Third is evidence of conduct disorder before 15. This is the sketchiest trait, because while we know this was a definite check around the time of his friendship with Grindlewald, we only know that they exchanged a letter when Dumbledore was 17, and that it was near the end of their friendship, and we have absolutely no information on Dumbledore prior, but I doubt Grindlewald completely shaped Dumbledore's actions at that age. It's just not realistic to assume Grindlewald completely overwrote Dumbledore's personality, unless we want to try and argue that Grindlewald bespelled or potioned him. It points to a yes here.

Final trait is that none of this happens during a maniac episode or during schizophrenia.


As for evil, sorry, if you knowingly and intentionally imprison a child in an abusive home and post guards to keep him there, you're pretty fucking evil in my book. And he seemed fairly unrepentant about it to me, even telling Harry straight to his face that he knew exactly what he was doing when he dropped Harry off there, and that he would still make Harry go back. ./shrug


Hence why I call him an unrepentant evil sociopath. I think he is, and I feel like the books back me up here.
I'm going to bed and don't particularly feel like arguing too much about this anyway, but its the bolded parts I disagree most strongly on.

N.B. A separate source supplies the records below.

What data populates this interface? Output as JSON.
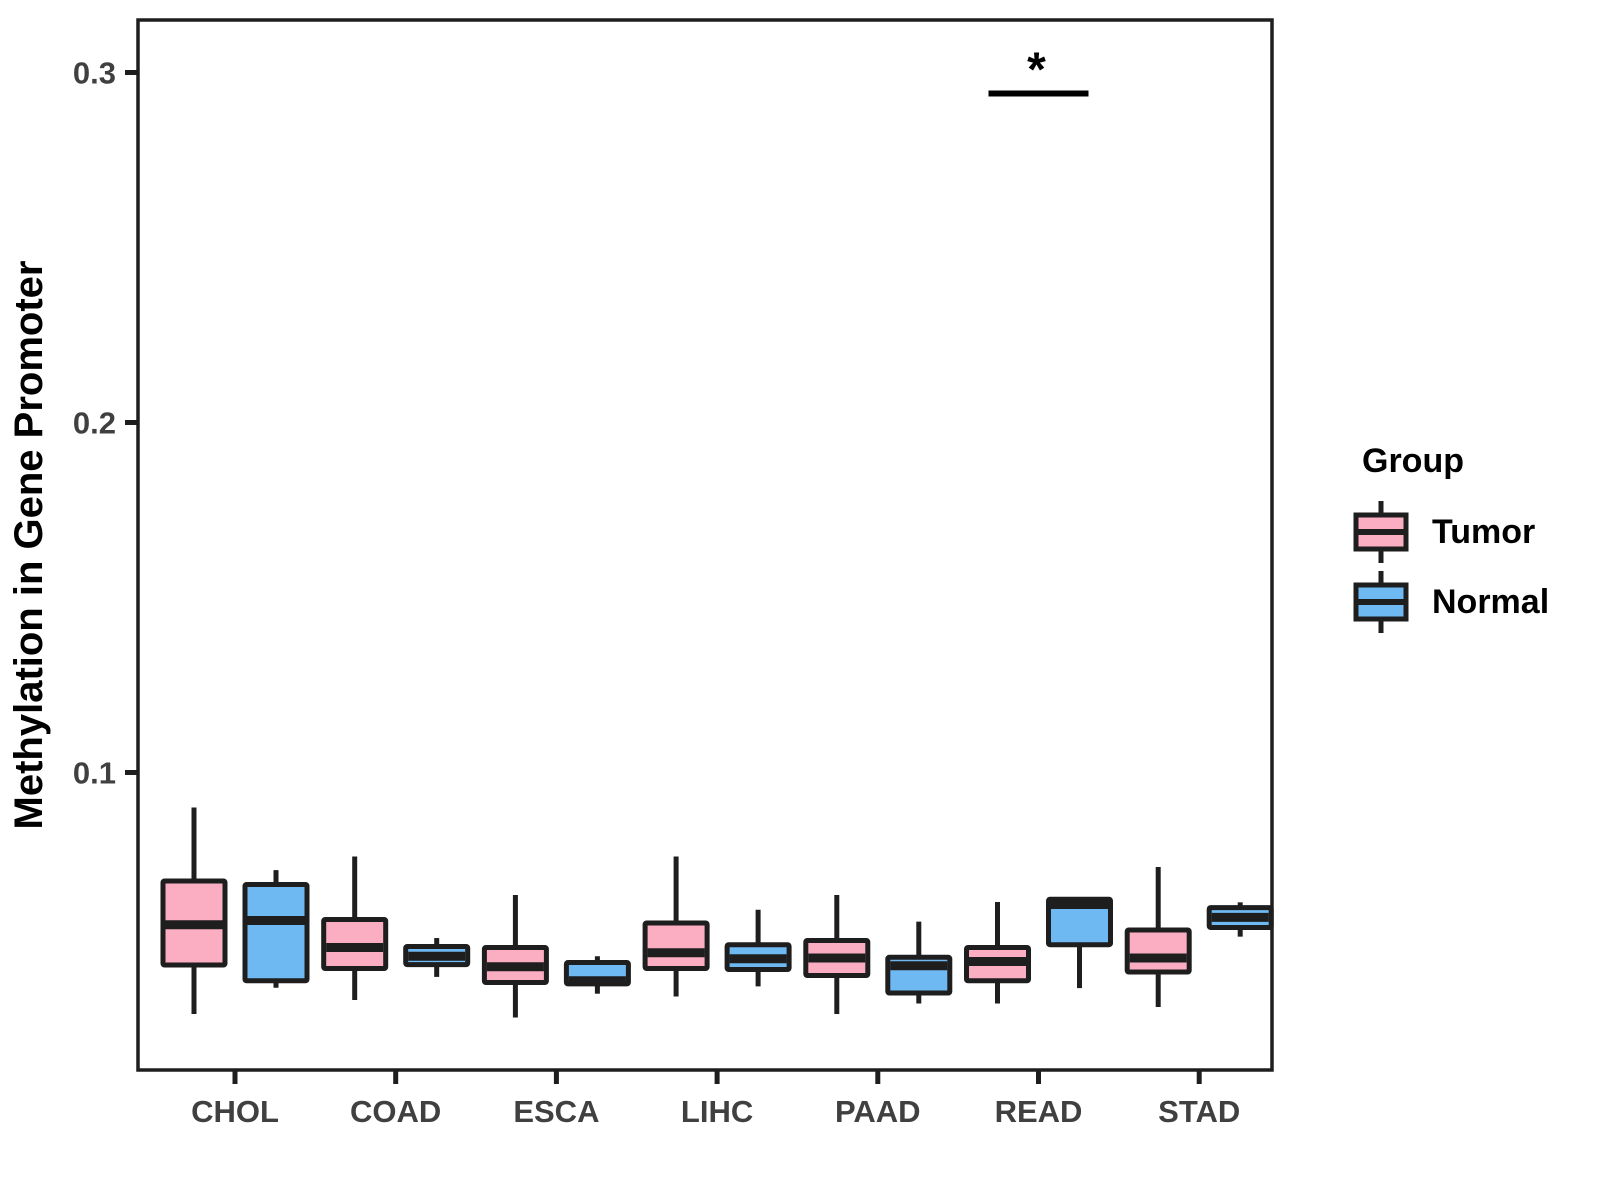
{
  "chart_data": {
    "type": "grouped_boxplot",
    "ylabel": "Methylation in Gene Promoter",
    "legend_title": "Group",
    "legend_position": "right",
    "categories": [
      "CHOL",
      "COAD",
      "ESCA",
      "LIHC",
      "PAAD",
      "READ",
      "STAD"
    ],
    "yticks": [
      0.1,
      0.2,
      0.3
    ],
    "ytick_labels": [
      "0.1",
      "0.2",
      "0.3"
    ],
    "ylim": [
      0.015,
      0.315
    ],
    "grid": false,
    "series": [
      {
        "name": "Tumor",
        "color": "#FBAEC2",
        "boxes": [
          {
            "category": "CHOL",
            "min": 0.031,
            "q1": 0.045,
            "median": 0.0565,
            "q3": 0.069,
            "max": 0.09
          },
          {
            "category": "COAD",
            "min": 0.035,
            "q1": 0.044,
            "median": 0.05,
            "q3": 0.058,
            "max": 0.076
          },
          {
            "category": "ESCA",
            "min": 0.03,
            "q1": 0.04,
            "median": 0.0445,
            "q3": 0.05,
            "max": 0.065
          },
          {
            "category": "LIHC",
            "min": 0.036,
            "q1": 0.044,
            "median": 0.0485,
            "q3": 0.057,
            "max": 0.076
          },
          {
            "category": "PAAD",
            "min": 0.031,
            "q1": 0.042,
            "median": 0.047,
            "q3": 0.052,
            "max": 0.065
          },
          {
            "category": "READ",
            "min": 0.034,
            "q1": 0.0405,
            "median": 0.046,
            "q3": 0.05,
            "max": 0.063
          },
          {
            "category": "STAD",
            "min": 0.033,
            "q1": 0.043,
            "median": 0.047,
            "q3": 0.055,
            "max": 0.073
          }
        ]
      },
      {
        "name": "Normal",
        "color": "#6FB9F2",
        "boxes": [
          {
            "category": "CHOL",
            "min": 0.0385,
            "q1": 0.0405,
            "median": 0.0577,
            "q3": 0.068,
            "max": 0.0721
          },
          {
            "category": "COAD",
            "min": 0.0416,
            "q1": 0.0451,
            "median": 0.0475,
            "q3": 0.0503,
            "max": 0.0527
          },
          {
            "category": "ESCA",
            "min": 0.0368,
            "q1": 0.0396,
            "median": 0.0405,
            "q3": 0.0457,
            "max": 0.0475
          },
          {
            "category": "LIHC",
            "min": 0.0389,
            "q1": 0.0437,
            "median": 0.0468,
            "q3": 0.0508,
            "max": 0.0608
          },
          {
            "category": "PAAD",
            "min": 0.034,
            "q1": 0.037,
            "median": 0.0448,
            "q3": 0.0472,
            "max": 0.0574
          },
          {
            "category": "READ",
            "min": 0.0384,
            "q1": 0.0508,
            "median": 0.0623,
            "q3": 0.0638,
            "max": 0.0638
          },
          {
            "category": "STAD",
            "min": 0.0531,
            "q1": 0.0557,
            "median": 0.0586,
            "q3": 0.0614,
            "max": 0.0629
          }
        ]
      }
    ],
    "annotations": [
      {
        "symbol": "*",
        "category": "READ",
        "y": 0.294
      }
    ]
  },
  "style": {
    "stroke_color": "#1E1E1E",
    "tick_label_color": "#404040",
    "axis_title_color": "#000000"
  }
}
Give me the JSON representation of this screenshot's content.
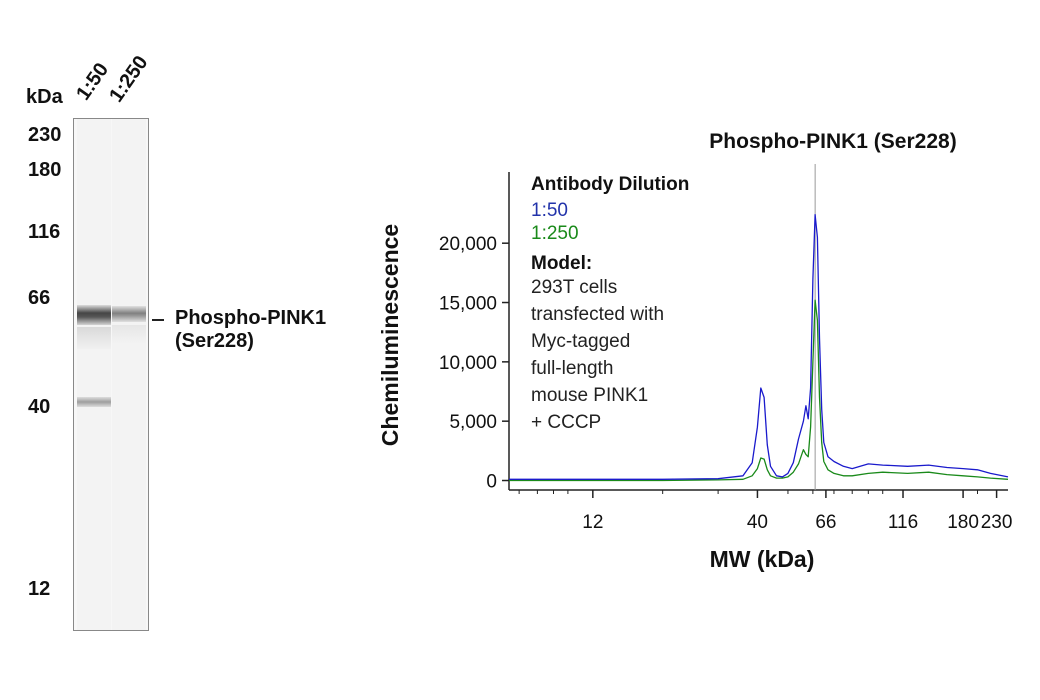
{
  "blot": {
    "unit_label": "kDa",
    "lanes": [
      "1:50",
      "1:250"
    ],
    "markers": [
      "230",
      "180",
      "116",
      "66",
      "40",
      "12"
    ],
    "band_label_line1": "Phospho-PINK1",
    "band_label_line2": "(Ser228)"
  },
  "chart_data": {
    "type": "line",
    "title": "Phospho-PINK1 (Ser228)",
    "xlabel": "MW (kDa)",
    "ylabel": "Chemiluminescence",
    "x_scale": "log",
    "xlim": [
      6.5,
      250
    ],
    "ylim": [
      -800,
      26000
    ],
    "x_ticks": [
      12,
      40,
      66,
      116,
      180,
      230
    ],
    "x_tick_labels": [
      "12",
      "40",
      "66",
      "116",
      "180",
      "230"
    ],
    "y_ticks": [
      0,
      5000,
      10000,
      15000,
      20000
    ],
    "y_tick_labels": [
      "0",
      "5,000",
      "10,000",
      "15,000",
      "20,000"
    ],
    "reference_line_x": 61,
    "legend": {
      "heading": "Antibody Dilution",
      "model_heading": "Model:",
      "model_lines": [
        "293T cells",
        "transfected with",
        "Myc-tagged",
        "full-length",
        "mouse PINK1",
        "+ CCCP"
      ]
    },
    "series": [
      {
        "name": "1:50",
        "color": "#1a1acc",
        "x": [
          6.5,
          10,
          20,
          30,
          36,
          38.5,
          40,
          41,
          42,
          43,
          44,
          46,
          48,
          50,
          52,
          54,
          56,
          57,
          58,
          59,
          60,
          61,
          62,
          63,
          64,
          65,
          67,
          70,
          75,
          80,
          90,
          100,
          120,
          140,
          160,
          180,
          200,
          220,
          250
        ],
        "y": [
          100,
          100,
          100,
          150,
          400,
          1500,
          4500,
          7800,
          7000,
          3000,
          1200,
          400,
          300,
          600,
          1500,
          3500,
          5000,
          6300,
          5200,
          7800,
          17000,
          22400,
          20500,
          12000,
          6000,
          3200,
          2000,
          1600,
          1200,
          1000,
          1400,
          1300,
          1200,
          1300,
          1100,
          1000,
          900,
          600,
          300
        ]
      },
      {
        "name": "1:250",
        "color": "#1a8a1a",
        "x": [
          6.5,
          10,
          20,
          30,
          36,
          38.5,
          40,
          41,
          42,
          43,
          44,
          46,
          48,
          50,
          52,
          54,
          56,
          57,
          58,
          59,
          60,
          61,
          62,
          63,
          64,
          65,
          67,
          70,
          75,
          80,
          90,
          100,
          120,
          140,
          160,
          180,
          200,
          220,
          250
        ],
        "y": [
          0,
          0,
          0,
          50,
          100,
          400,
          1000,
          1900,
          1800,
          900,
          400,
          200,
          200,
          300,
          700,
          1400,
          2600,
          2200,
          2000,
          4500,
          10000,
          15200,
          13500,
          7000,
          3200,
          1600,
          900,
          600,
          400,
          400,
          600,
          700,
          600,
          700,
          500,
          400,
          300,
          200,
          100
        ]
      }
    ]
  }
}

Like I said before, he could be a callous and manipulative scumbag - but he didn't do it for personal gain, and in fact sacrificed his own life for the
cause and did show remorse for some of his actions even if he'd do it all over again.

Dumbledore is like a military leader at times.

He uses the lives of the men under him (even if neccessary, children's lives) but he doesn't waste them because, at least on some level, he cares.
 

Shirotsume

Not The Goddamn @dmin
#21
Even discounting that, he would still be considered a sociopath.

And I would argue his 'sacrifice to the cause' loses much of it's meaning when you realize he had like 5 months anyway because of a stupid mistake he made.
 

Chuckg

Well-Known Member
#22
Rising Dragon said:
Like I said, those four brothers had their own lives in the school. Three of them were MUCH older than her, and the one closest to her age was busy with Harry and Hermione trying to figure out if Draco opened the Chamber.
On the other hand, its kinda a dick move to pay zero attention to your 11-year-old kid sister her first year living away from home, especially when she's blatantly showing symptoms that could be mistaken for severe homesickness. (Suddenly withdrawn, depressed, ill and run-down, etc.) The Weasleys in particular are supposed to be One Big Happy Weasley Family That Always Looks Out For Each Other, so its an OOC moment that suddenly none of her brothers will give her the time of day because that's more convenient for the plot du jour.
 

Rising Dragon

Well-Known Member
#23
As I looked up the information, I saw that they did notice her behavior changing. But, ultimately, they drew the wrong conclusions--thinking she caught a cold, thinking she was upset because a cat got attacked and she liked cats, so on and so forth. And again, who would suspect that a Weasley would be the one to open the Chamber of Secrets? (more likely than you'd think, given the last book) And ultimately, none of her brothers would recognize magical possession.

Ron was in the same boat during his first year, remember. His older brothers didn't spend a whole helluva lot of time with him the previous year. I daresay Percy didn't spend a lot of time with the twins when they were younger (and frankly, who could blame him for that? They turned Ron's teddy bear into a freakin' spider).
 

Shirotsume

Not The Goddamn @dmin
#24
Ugh. Everything in the last few chapters of that book, including Ron somehow managing to open the sinks, was such a goddamn asspull the plot is prolapsed to this day.
 

Rising Dragon

Well-Known Member
#25
Eh. I was okay with Ron opening the chamber. I actually felt that one would've made sense. My only real complaint with the finale was the anticlimax for the final battle between Harry and Voldemort, but I have the movie for that.